La primera ministra de Trinidad y Tobago, Kamla Persad-Bissessar, rechazó las acusaciones y calificó el anuncio venezolano como “propaganda falsa”. Según declaró, las quejas de Caracas deberían dirigirse al presidente de Estados Unidos, al señalar que fue el ejército estadounidense el que confiscó el petrolero sancionado.
Persad-Bissessar afirmó además que su país no depende del gas natural venezolano, dispone de reservas propias suficientes y mantiene relaciones pacíficas con el pueblo de Venezuela. En paralelo, el gobierno trinitense informó que permitirá en las próximas semanas el uso de sus aeropuertos por aeronaves militares estadounidenses para movimientos logísticos y recordó que en noviembre instaló un radar en el archipiélago con apoyo de Estados Unidos.
Por su parte, el ministro del Interior de Venezuela, Diosdado Cabello, advirtió en una rueda de prensa que las acciones del gobierno trinitense ponen “en peligro las buenas relaciones” y también “a su propio pueblo”, según sus declaraciones.
El petróleo es el principal recurso de Venezuela y permanece sujeto a un embargo estadounidense desde 2019, lo que ha limitado su comercialización formal y ha obligado al país a vender parte de su producción a precios reducidos en mercados alternativos, principalmente en Asia.
Horas antes de la acusación contra Trinidad y Tobago, la Unión Europea decidió prorrogar hasta enero de 2027 las sanciones contra integrantes del gobierno venezolano vigentes desde 2017, que incluyen un embargo de armas y equipos destinados a la represión interna.

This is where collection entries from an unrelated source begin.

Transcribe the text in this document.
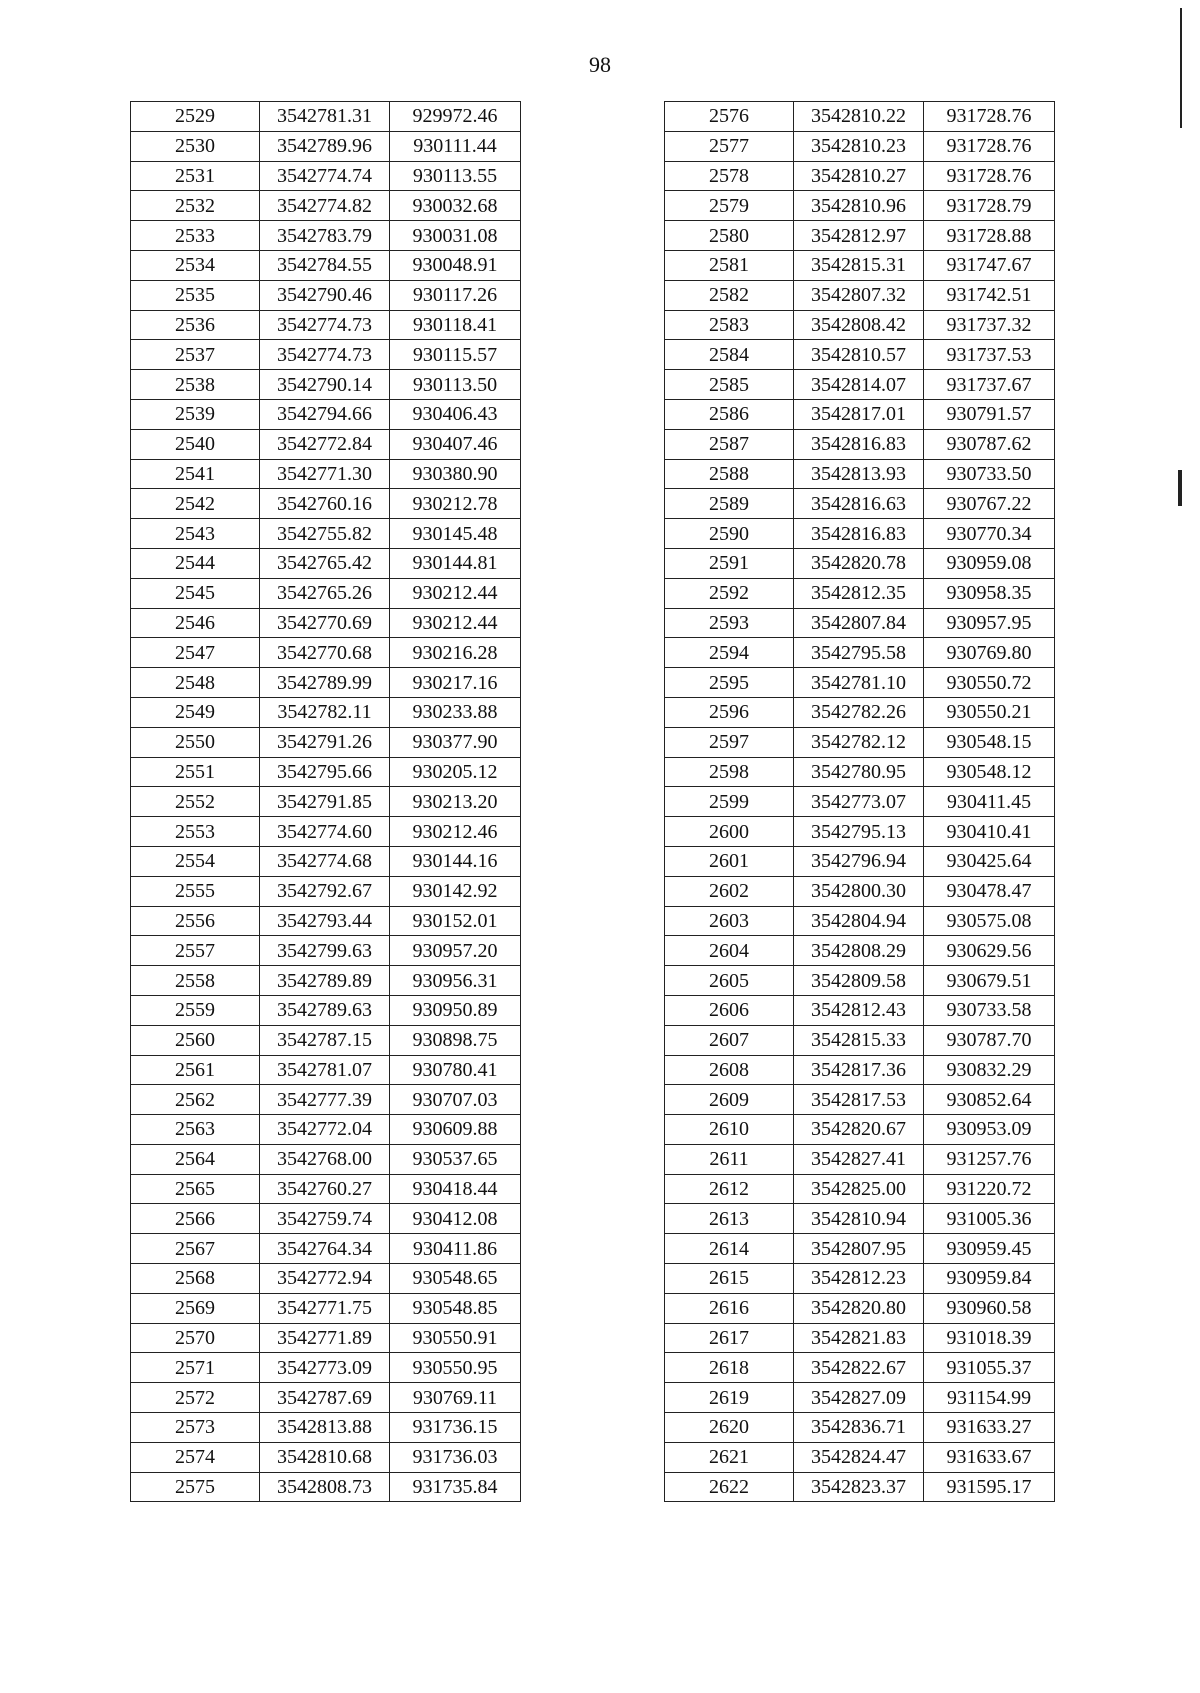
98
2529	3542781.31	929972.46
2530	3542789.96	930111.44
2531	3542774.74	930113.55
2532	3542774.82	930032.68
2533	3542783.79	930031.08
2534	3542784.55	930048.91
2535	3542790.46	930117.26
2536	3542774.73	930118.41
2537	3542774.73	930115.57
2538	3542790.14	930113.50
2539	3542794.66	930406.43
2540	3542772.84	930407.46
2541	3542771.30	930380.90
2542	3542760.16	930212.78
2543	3542755.82	930145.48
2544	3542765.42	930144.81
2545	3542765.26	930212.44
2546	3542770.69	930212.44
2547	3542770.68	930216.28
2548	3542789.99	930217.16
2549	3542782.11	930233.88
2550	3542791.26	930377.90
2551	3542795.66	930205.12
2552	3542791.85	930213.20
2553	3542774.60	930212.46
2554	3542774.68	930144.16
2555	3542792.67	930142.92
2556	3542793.44	930152.01
2557	3542799.63	930957.20
2558	3542789.89	930956.31
2559	3542789.63	930950.89
2560	3542787.15	930898.75
2561	3542781.07	930780.41
2562	3542777.39	930707.03
2563	3542772.04	930609.88
2564	3542768.00	930537.65
2565	3542760.27	930418.44
2566	3542759.74	930412.08
2567	3542764.34	930411.86
2568	3542772.94	930548.65
2569	3542771.75	930548.85
2570	3542771.89	930550.91
2571	3542773.09	930550.95
2572	3542787.69	930769.11
2573	3542813.88	931736.15
2574	3542810.68	931736.03
2575	3542808.73	931735.84
2576	3542810.22	931728.76
2577	3542810.23	931728.76
2578	3542810.27	931728.76
2579	3542810.96	931728.79
2580	3542812.97	931728.88
2581	3542815.31	931747.67
2582	3542807.32	931742.51
2583	3542808.42	931737.32
2584	3542810.57	931737.53
2585	3542814.07	931737.67
2586	3542817.01	930791.57
2587	3542816.83	930787.62
2588	3542813.93	930733.50
2589	3542816.63	930767.22
2590	3542816.83	930770.34
2591	3542820.78	930959.08
2592	3542812.35	930958.35
2593	3542807.84	930957.95
2594	3542795.58	930769.80
2595	3542781.10	930550.72
2596	3542782.26	930550.21
2597	3542782.12	930548.15
2598	3542780.95	930548.12
2599	3542773.07	930411.45
2600	3542795.13	930410.41
2601	3542796.94	930425.64
2602	3542800.30	930478.47
2603	3542804.94	930575.08
2604	3542808.29	930629.56
2605	3542809.58	930679.51
2606	3542812.43	930733.58
2607	3542815.33	930787.70
2608	3542817.36	930832.29
2609	3542817.53	930852.64
2610	3542820.67	930953.09
2611	3542827.41	931257.76
2612	3542825.00	931220.72
2613	3542810.94	931005.36
2614	3542807.95	930959.45
2615	3542812.23	930959.84
2616	3542820.80	930960.58
2617	3542821.83	931018.39
2618	3542822.67	931055.37
2619	3542827.09	931154.99
2620	3542836.71	931633.27
2621	3542824.47	931633.67
2622	3542823.37	931595.17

El bloque justificó la decisión por acciones que, según indicó, socavan la democracia, el Estado de derecho y los derechos humanos.
Venezuela rechazó la renovación de estas sanciones, a las que calificó de “medidas coercitivas unilaterales”, mientras organizaciones de derechos humanos reportan un aumento de detenciones que consideran arbitrarias y de desapariciones forzadas en el país.